The bottom line, however, is the Steelers are averaging 9.9 yards per catch. That, too, ranks 28th in the league. The Steelers haven't averaged less than 10 yards per catch since the 1970 NFL merger.
Johnson, a third-round draft pick, has emerged as a receiving threat opposite Smith-Schuster, but the Steelers need James Washington to be a more regular contributor.
Washington missed the game against the Chargers with a shoulder injury, but he has a chance to return against the Dolphins. He had his best game before being injured two weeks ago against the Ravens, catching three passes for 52 yards.
The Steelers need more of that from the 2018 second-round draft pick. Who's No. 2 behind Smith-Schuster isn't all that important, at least not to Tomlin.
"It's important for those guys to make plays when called upon," Tomlin said. "Who you designate as No. 2, No. 3, No. 4, all of those guys are No. 1s in their mind. And they need to be. This is professional football. It's a fine line between being a Pro Bowler and a special teamer. From a mentality standpoint, I want all of those guys to be ready when called upon. How you identify them is less important."

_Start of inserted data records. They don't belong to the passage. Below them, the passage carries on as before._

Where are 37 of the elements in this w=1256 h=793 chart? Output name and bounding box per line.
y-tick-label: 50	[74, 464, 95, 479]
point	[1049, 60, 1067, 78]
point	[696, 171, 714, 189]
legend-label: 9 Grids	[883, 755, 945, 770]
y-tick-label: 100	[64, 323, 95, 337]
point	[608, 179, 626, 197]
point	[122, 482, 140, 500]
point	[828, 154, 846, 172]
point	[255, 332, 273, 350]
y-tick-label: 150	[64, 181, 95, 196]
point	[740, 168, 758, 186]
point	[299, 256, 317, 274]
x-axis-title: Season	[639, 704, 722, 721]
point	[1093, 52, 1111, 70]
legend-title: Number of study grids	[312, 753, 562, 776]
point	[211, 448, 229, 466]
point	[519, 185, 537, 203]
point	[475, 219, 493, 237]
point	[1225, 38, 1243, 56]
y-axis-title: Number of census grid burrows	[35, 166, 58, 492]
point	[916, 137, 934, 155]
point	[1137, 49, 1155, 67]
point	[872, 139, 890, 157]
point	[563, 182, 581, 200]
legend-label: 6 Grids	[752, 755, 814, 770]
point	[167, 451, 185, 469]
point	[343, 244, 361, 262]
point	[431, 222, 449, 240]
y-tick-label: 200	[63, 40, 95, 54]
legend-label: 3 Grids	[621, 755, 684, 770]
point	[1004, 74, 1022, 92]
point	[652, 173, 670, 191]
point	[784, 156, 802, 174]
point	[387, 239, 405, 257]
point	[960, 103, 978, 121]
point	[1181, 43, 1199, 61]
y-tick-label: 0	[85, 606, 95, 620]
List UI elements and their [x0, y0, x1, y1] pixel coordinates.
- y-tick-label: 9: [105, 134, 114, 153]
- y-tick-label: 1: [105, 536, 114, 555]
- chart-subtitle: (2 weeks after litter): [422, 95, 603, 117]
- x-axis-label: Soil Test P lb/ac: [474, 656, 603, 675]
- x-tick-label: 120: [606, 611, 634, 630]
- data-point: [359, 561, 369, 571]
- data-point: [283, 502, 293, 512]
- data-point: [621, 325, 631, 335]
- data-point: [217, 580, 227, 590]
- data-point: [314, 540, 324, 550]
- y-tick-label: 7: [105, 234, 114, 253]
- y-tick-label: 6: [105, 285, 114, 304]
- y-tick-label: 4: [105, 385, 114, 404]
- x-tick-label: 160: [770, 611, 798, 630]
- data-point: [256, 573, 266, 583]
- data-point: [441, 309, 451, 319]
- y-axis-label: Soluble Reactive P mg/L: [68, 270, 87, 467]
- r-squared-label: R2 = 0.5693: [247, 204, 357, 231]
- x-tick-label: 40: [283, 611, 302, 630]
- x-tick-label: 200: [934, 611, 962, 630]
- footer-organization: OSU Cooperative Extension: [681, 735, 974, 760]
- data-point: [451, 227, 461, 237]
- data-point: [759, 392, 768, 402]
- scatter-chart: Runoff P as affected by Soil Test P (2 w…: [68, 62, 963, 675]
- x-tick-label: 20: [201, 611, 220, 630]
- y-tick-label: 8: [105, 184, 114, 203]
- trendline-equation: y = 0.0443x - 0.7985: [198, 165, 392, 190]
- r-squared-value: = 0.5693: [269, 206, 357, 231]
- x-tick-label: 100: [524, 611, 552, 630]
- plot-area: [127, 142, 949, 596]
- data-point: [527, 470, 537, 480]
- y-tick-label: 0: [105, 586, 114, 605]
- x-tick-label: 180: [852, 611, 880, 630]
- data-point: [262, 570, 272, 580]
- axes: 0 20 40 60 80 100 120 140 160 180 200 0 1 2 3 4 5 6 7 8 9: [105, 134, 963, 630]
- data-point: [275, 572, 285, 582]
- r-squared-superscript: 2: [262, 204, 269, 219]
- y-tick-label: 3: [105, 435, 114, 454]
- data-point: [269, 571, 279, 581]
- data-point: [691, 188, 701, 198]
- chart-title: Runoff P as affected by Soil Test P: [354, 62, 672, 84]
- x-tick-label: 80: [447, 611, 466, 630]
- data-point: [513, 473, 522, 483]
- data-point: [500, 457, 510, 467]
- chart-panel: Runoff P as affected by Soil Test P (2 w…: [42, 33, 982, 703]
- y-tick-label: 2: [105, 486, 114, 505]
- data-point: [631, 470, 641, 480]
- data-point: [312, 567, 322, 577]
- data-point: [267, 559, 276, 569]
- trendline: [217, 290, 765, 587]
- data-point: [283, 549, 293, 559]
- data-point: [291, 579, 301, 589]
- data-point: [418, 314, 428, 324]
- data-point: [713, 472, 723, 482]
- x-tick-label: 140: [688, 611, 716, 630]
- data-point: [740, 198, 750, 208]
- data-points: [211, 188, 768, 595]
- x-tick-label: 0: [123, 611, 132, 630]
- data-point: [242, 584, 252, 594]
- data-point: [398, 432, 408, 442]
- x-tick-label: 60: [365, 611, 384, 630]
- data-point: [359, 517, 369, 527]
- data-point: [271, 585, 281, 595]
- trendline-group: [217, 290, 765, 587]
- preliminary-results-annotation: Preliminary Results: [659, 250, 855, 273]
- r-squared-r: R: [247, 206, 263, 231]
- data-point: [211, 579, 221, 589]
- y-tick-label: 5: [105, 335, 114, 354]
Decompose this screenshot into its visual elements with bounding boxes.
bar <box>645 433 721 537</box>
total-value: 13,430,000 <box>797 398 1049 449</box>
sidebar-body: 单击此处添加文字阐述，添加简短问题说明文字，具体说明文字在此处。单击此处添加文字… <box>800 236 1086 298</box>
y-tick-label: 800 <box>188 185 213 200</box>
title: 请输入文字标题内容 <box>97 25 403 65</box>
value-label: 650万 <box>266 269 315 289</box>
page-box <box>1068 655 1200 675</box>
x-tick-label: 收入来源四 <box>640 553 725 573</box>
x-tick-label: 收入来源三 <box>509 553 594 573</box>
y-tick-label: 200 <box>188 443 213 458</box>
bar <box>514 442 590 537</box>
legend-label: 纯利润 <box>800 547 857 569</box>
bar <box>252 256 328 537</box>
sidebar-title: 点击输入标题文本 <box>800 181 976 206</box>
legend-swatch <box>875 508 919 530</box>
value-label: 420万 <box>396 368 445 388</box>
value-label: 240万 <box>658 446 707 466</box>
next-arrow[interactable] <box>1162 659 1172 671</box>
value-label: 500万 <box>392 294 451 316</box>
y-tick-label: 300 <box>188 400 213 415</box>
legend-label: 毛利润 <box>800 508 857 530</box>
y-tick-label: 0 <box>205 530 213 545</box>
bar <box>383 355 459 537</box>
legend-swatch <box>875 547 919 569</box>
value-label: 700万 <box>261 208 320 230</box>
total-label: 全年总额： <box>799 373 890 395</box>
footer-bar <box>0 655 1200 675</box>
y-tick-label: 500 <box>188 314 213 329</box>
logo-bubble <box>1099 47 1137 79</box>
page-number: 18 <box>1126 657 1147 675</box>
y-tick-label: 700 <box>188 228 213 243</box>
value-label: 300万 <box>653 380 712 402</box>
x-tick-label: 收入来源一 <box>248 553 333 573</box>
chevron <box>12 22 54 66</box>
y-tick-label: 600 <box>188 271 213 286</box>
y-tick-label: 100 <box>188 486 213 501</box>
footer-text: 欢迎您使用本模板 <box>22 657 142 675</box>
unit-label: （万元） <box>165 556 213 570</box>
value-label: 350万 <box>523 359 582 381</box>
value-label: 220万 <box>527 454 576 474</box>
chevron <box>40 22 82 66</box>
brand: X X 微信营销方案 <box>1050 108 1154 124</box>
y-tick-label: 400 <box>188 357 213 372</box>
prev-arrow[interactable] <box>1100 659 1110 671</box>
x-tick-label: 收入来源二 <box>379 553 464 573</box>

At this point, it's all about the wins. At 2-4, the Steelers are two games behind the Ravens in the AFC North standings. The defense is playing well. The offense doesn't need to be a top-10 unit. But it does need to produce enough to give the team a chance to win each week.
"We don't care where the plays come from. We're not in style-point mode. We're not even in personality mode. We just need to do what is required to move the chains, to ring up the scoreboard, to score one more point than our opponents in an effort to win football games," Tomlin said.
"What I want and where we are are two different things. I deal in reality. We're in a fragile state from a health standpoint, from a depth standpoint. In the midst of that, we had better find ways to win football games."